Thanks for pointing out create_task; that's much easier to remember than ensure_future.

In fact, since app.add_background_task(my_task) is basically equivalent to asyncio.create_task(my_task(app)), but less flexible, should we just deprecateadd_background_task?

Cimbali commented 1 year ago

That would definitely clear up the confusion :)

freakboy3742 commented 1 year ago

Deprecating add_background_task() is definitely an option, and I can see the appeal. However, it would rule out the other way that add_background_task can currently be used - passing in a generator that yields periodically to release control. However, maybe the approach is to expose toga.handlers.long_running_task() (possibly with a different name?) that is used internally to convert generators into a coroutine.

mhsmith commented 1 year ago

it would rule out the other way that add_background_task can currently be used - passing in a generator that yields periodically to release control.

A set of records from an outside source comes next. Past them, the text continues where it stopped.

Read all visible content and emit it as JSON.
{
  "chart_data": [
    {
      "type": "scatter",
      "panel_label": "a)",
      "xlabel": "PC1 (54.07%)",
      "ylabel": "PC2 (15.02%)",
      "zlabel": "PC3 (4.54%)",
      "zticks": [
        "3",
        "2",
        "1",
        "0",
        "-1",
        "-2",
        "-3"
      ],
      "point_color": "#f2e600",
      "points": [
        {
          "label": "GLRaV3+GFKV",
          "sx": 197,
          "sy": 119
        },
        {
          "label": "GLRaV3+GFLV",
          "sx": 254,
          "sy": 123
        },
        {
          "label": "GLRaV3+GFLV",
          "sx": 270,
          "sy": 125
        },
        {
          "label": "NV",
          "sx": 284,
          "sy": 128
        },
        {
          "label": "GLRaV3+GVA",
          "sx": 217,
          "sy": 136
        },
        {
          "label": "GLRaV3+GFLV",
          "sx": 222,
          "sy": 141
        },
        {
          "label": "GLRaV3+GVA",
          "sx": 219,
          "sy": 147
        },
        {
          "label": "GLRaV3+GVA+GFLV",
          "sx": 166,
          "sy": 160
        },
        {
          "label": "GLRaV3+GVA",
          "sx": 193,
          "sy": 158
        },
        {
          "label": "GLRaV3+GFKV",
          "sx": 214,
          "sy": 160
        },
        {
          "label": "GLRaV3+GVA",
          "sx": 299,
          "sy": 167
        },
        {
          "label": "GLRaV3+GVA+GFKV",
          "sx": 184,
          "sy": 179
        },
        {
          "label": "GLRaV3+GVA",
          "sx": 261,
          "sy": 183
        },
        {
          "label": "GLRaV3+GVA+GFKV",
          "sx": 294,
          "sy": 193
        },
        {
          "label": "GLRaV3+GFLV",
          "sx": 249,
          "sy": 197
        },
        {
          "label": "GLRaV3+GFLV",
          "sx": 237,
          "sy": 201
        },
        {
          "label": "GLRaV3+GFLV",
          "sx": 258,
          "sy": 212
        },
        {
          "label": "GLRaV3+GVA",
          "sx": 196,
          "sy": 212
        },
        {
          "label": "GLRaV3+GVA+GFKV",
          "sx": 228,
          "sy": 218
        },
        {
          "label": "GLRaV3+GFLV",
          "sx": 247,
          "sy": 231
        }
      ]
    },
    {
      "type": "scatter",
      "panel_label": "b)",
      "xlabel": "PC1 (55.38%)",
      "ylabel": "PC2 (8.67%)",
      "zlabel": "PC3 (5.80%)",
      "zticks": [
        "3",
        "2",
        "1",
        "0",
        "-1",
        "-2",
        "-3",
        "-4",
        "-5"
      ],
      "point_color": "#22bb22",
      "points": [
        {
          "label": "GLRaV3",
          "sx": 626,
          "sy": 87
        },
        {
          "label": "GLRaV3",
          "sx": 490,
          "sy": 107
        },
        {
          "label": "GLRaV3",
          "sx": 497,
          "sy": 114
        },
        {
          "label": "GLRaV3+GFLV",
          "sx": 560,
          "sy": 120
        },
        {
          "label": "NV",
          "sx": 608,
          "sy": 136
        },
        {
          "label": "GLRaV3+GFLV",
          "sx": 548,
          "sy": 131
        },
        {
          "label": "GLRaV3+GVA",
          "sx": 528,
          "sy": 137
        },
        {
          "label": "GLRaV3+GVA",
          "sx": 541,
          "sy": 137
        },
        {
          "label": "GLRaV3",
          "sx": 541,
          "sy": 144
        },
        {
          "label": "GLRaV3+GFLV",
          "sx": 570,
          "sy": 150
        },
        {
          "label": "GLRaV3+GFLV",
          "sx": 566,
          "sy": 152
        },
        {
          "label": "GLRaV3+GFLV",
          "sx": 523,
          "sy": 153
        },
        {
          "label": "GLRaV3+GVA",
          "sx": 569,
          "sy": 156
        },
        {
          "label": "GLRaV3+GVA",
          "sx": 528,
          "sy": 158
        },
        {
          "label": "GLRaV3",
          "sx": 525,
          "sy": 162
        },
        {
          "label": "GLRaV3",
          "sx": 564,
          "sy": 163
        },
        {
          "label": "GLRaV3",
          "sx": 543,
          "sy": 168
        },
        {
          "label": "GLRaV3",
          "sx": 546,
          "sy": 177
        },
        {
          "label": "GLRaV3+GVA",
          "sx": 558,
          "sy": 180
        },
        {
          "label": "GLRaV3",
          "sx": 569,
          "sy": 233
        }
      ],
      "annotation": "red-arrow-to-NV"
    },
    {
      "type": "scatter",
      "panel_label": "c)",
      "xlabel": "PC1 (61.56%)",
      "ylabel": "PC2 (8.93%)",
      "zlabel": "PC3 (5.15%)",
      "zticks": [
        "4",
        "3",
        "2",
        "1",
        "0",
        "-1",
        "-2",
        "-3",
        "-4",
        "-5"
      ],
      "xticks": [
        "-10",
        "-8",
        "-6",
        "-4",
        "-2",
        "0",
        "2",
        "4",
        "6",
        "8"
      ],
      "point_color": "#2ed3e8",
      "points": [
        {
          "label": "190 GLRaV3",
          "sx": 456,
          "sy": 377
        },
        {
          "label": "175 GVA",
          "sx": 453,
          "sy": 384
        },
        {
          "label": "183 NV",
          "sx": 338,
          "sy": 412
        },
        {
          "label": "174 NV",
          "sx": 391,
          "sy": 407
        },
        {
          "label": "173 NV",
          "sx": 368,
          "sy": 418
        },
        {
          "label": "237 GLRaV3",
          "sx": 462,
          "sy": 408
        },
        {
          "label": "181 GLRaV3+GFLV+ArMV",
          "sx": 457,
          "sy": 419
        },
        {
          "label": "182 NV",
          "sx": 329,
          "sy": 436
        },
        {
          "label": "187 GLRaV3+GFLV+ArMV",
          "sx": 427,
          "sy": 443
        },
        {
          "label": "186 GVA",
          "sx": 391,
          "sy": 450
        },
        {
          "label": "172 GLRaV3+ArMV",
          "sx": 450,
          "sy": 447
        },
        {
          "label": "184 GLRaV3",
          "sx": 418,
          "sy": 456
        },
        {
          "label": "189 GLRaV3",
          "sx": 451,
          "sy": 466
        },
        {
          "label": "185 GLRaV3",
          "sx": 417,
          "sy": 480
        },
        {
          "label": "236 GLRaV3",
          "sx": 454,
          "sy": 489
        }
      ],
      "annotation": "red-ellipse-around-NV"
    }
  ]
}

Maybe we should deprecate that too, now that Python has built-in async support (#2721).

freakboy3742 commented 1 year ago

Yeah - that's probably the best option. Clearly documenting asyncio.create_task() as a HOWTO, and deprecating App.add_background_task() means one less thing for us to maintain, and avoids the problem of people passing blocking function handlers to the background task. Supporting generators is a nice trick, but definitely not essential given that we've got a pure async workaround.

freakboy3742 commented 1 year ago

One related data point: #1415 is a request for "run later" capability. This can be achieved with asycnio.get_event_loop().call_later() or asycnio.get_event_loop().call_at(); but there's no asyncio.call_later() analog, and asyncio.get_event_loop().create_task() is considered a "low level" API.

I'm not sure if this means we should have App.create_task() and App.call_later() that are thin proxies around the underlying asyncio calls, or we live with the discrepancy and treat that as a "documenting how to use asyncio" problem.

(or, I guess, the third option: an opportunity to contribute upstream to CPython and add an asyncio.call_later() shim...)

mhsmith commented 9 months ago

One related data point: #1415 is a request for "run later" capability. This can be achieved with asycnio.get_event_loop().call_later() or asycnio.get_event_loop().call_at()

Now that the event loop is available as a property on the App object, this can be simplified to self.loop.call_later and self.loop.call_at, where self is the App. It would be worth adding examples of those to the documentation.

We should also have an example of how to integrate blocking functions which unavoidably must be run on a separate thread. In the course of answering some StackOverflow questions (1, 2), I've come up with a pretty clean way of doing that:

    async def my_task(self):
        while whatever:
            value = await self.loop.run_in_executor(
                None, some_slow_function, arg1, arg2, ...
            )
            self.label.text = value

Python 3.9 adds a to_thread function which is even simpler.

Related:

mhsmith commented 1 month ago

2720 deprecated add_background_task, but there are a number of other cases discussed above which still need to be documented better.